Poi hanno ottenuto il vertice Sde Boker. Sei ministri degli esteri che dicono loro: Il vostro destino non ci interessa. Ci sono questioni più urgenti e interessi più importanti. Cosa pensavano lì, all’hotel Kedma? Che si sarebbero fatti fotografare, avrebbero sorriso e abbracciato e visitato la tomba del fondatore di Israele, il comandante che ha supervisionato la Nakba – “Qui è dove tutto è cominciato”, come ha detto Yair Lapid – e i palestinesi avrebbero applaudito? Che i palestinesi avrebbero visto come venivano lasciati sanguinanti sul ciglio della strada e sarebbero rimasti in silenzio? Che forse si sarebbero accontentati delle caramelle colorate che il governo ha lanciato loro in onore dell’evento – 20.000 permessi di lavoro per operai di Gaza? E che dire degli altri 1.980.000 residenti che vivono sotto il blocco? Gli attacchi terroristici sono la punizione, il peccato è l’arroganza e la sensazione che nulla sia così urgente. Israele è in una situazione scomoda ora. La coalizione è sensibile. Le cose non sono mai state comode per lui. Ora c’è l’Iran e un nuovo Medio Oriente, libero dai palestinesi. Non sta funzionando. E a quanto pare non funzionerà mai.

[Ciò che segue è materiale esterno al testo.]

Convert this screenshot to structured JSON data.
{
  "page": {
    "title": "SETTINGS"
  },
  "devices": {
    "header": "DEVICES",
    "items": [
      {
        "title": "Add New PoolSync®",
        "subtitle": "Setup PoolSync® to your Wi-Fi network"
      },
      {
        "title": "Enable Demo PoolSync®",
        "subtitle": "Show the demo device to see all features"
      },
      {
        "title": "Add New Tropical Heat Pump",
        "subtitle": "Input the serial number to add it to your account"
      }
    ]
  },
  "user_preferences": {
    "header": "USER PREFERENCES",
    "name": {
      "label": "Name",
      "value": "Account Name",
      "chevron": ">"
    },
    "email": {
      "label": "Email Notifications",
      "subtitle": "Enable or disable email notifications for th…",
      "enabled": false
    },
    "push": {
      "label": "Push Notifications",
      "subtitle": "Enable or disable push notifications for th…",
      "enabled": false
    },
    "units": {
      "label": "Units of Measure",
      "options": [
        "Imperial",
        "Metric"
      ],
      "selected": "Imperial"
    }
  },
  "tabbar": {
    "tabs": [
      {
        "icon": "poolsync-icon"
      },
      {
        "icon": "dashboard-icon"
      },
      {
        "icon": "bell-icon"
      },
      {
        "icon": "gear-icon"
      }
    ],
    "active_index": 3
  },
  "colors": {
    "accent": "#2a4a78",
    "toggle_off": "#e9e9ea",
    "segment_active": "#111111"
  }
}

I palestinesi non hanno modo di dimostrarlo a parte sparare per le strade. Un giovane sconosciuto di Ya’bad che ha ucciso dei civili e un agente di polizia ha fatto sì che Israele lo vedesse. Non l’avrebbe fatto altrimenti.

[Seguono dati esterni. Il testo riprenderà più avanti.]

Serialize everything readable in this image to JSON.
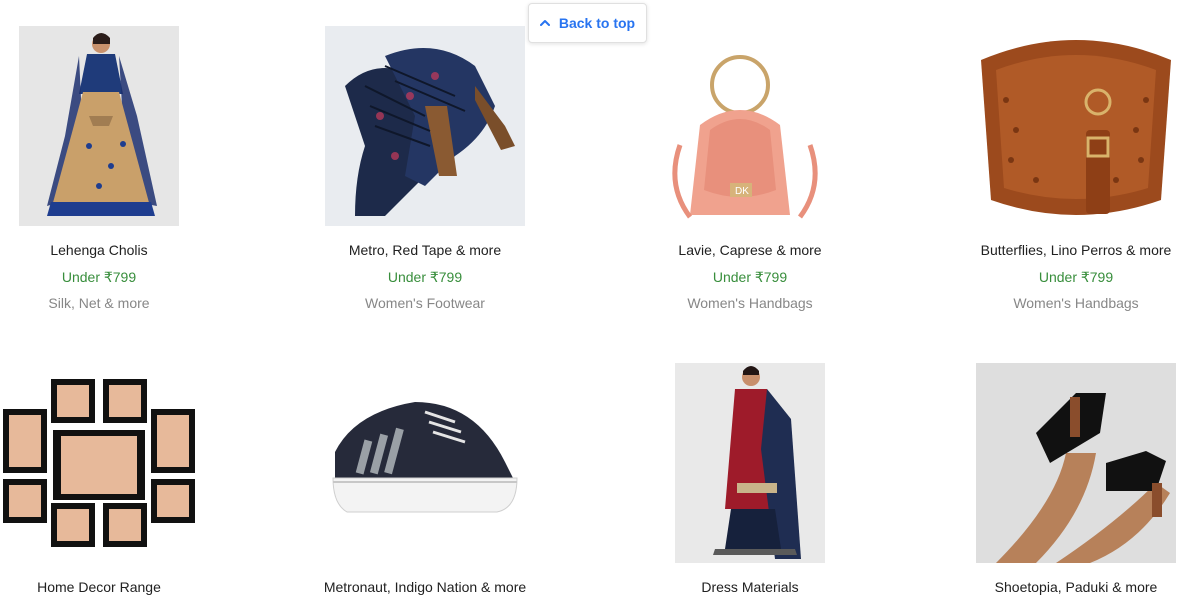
{
  "back_to_top": {
    "label": "Back to top",
    "icon": "chevron-up-icon"
  },
  "products": [
    {
      "title": "Lehenga Cholis",
      "price": "Under ₹799",
      "subtitle": "Silk, Net & more",
      "image": "lehenga-choli-image"
    },
    {
      "title": "Metro, Red Tape & more",
      "price": "Under ₹799",
      "subtitle": "Women's Footwear",
      "image": "heeled-sandals-image"
    },
    {
      "title": "Lavie, Caprese & more",
      "price": "Under ₹799",
      "subtitle": "Women's Handbags",
      "image": "pink-handbag-image"
    },
    {
      "title": "Butterflies, Lino Perros & more",
      "price": "Under ₹799",
      "subtitle": "Women's Handbags",
      "image": "brown-sling-bag-image"
    },
    {
      "title": "Home Decor Range",
      "image": "photo-frames-image"
    },
    {
      "title": "Metronaut, Indigo Nation & more",
      "image": "sneaker-image"
    },
    {
      "title": "Dress Materials",
      "image": "dress-material-image"
    },
    {
      "title": "Shoetopia, Paduki & more",
      "image": "ankle-boots-image"
    }
  ],
  "colors": {
    "accent": "#2874f0",
    "price": "#388e3c",
    "muted": "#878787",
    "text": "#212121"
  }
}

Il terrorismo deve essere combattuto, ovviamente. Nessun paese può permettere che la sua gente viva nella paura e nel pericolo. Anche i vertici come quello di Sde Boker sono uno sviluppo incoraggiante, e il ministro degli esteri emiratino Sheikh Abdullah bin Zayed, è una persona molto impressionante, intelligente e calorosa.

Ma quando Lapid ha detto: “Qui è dove tutto è cominciato”, avrebbe anche potuto intendere che qui è dove è cominciata un’altra ondata di attacchi terroristici, un’ondata destinata a ricordare a lui e ai suoi colleghi che anche se hanno cenato con kebab di pesce su una foglia di ulivo, riso “Ben-Gurion” e pomelo a fine inverno – a sole due ore di distanza, un popolo continua a soffocare sotto la brutale e totalitaria occupazione israeliana”.

Così Levy

Prospettiva-Bantustan

Il suo nome è Hagai El-Ad, ed è il direttore esecutivo di B’Tselem, l’ong israeliana che monitorizza la situazione nei Territori Occupati in materia di diritti umani.

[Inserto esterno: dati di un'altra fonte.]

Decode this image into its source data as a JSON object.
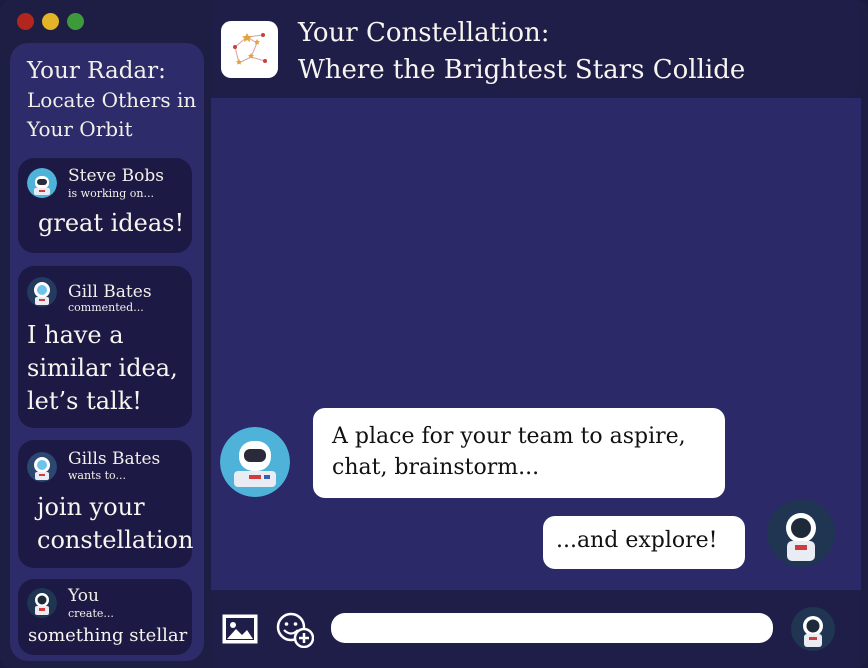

Scrive El-Ad: “Restringere il conflitto  è la calda merce politica israelo-palestinese mainstream di questi tempi.  Già nella sua primissima intervista come primo ministro designato, nel giugno di quest’anno, il futuro premier israeliano Naftali Bennett ha proclamato che ‘ridurre il conflitto’ era la sua ‘filosofia’ per gestire il futuro dei palestinesi.  Alla fine di agosto, il nuovo premier ha portato questa stessa merce alla Casa Bianca nel suo primo incontro con il presidente americano Joe Biden: crescita continua degli insediamenti per gli israeliani, senza libertà, diritti o indipendenza per i palestinesi e certamente senza negoziati; il tutto senza annessioni formali e una migliore “qualità della vita” per i palestinesi obbedienti.  E questa settimana, nel suo discorso inaugurale davanti all’Assemblea Generale delle Nazioni Unite, Bennett ha ulteriormente ridimensionato la questione – al punto di non menzionarla nemmeno.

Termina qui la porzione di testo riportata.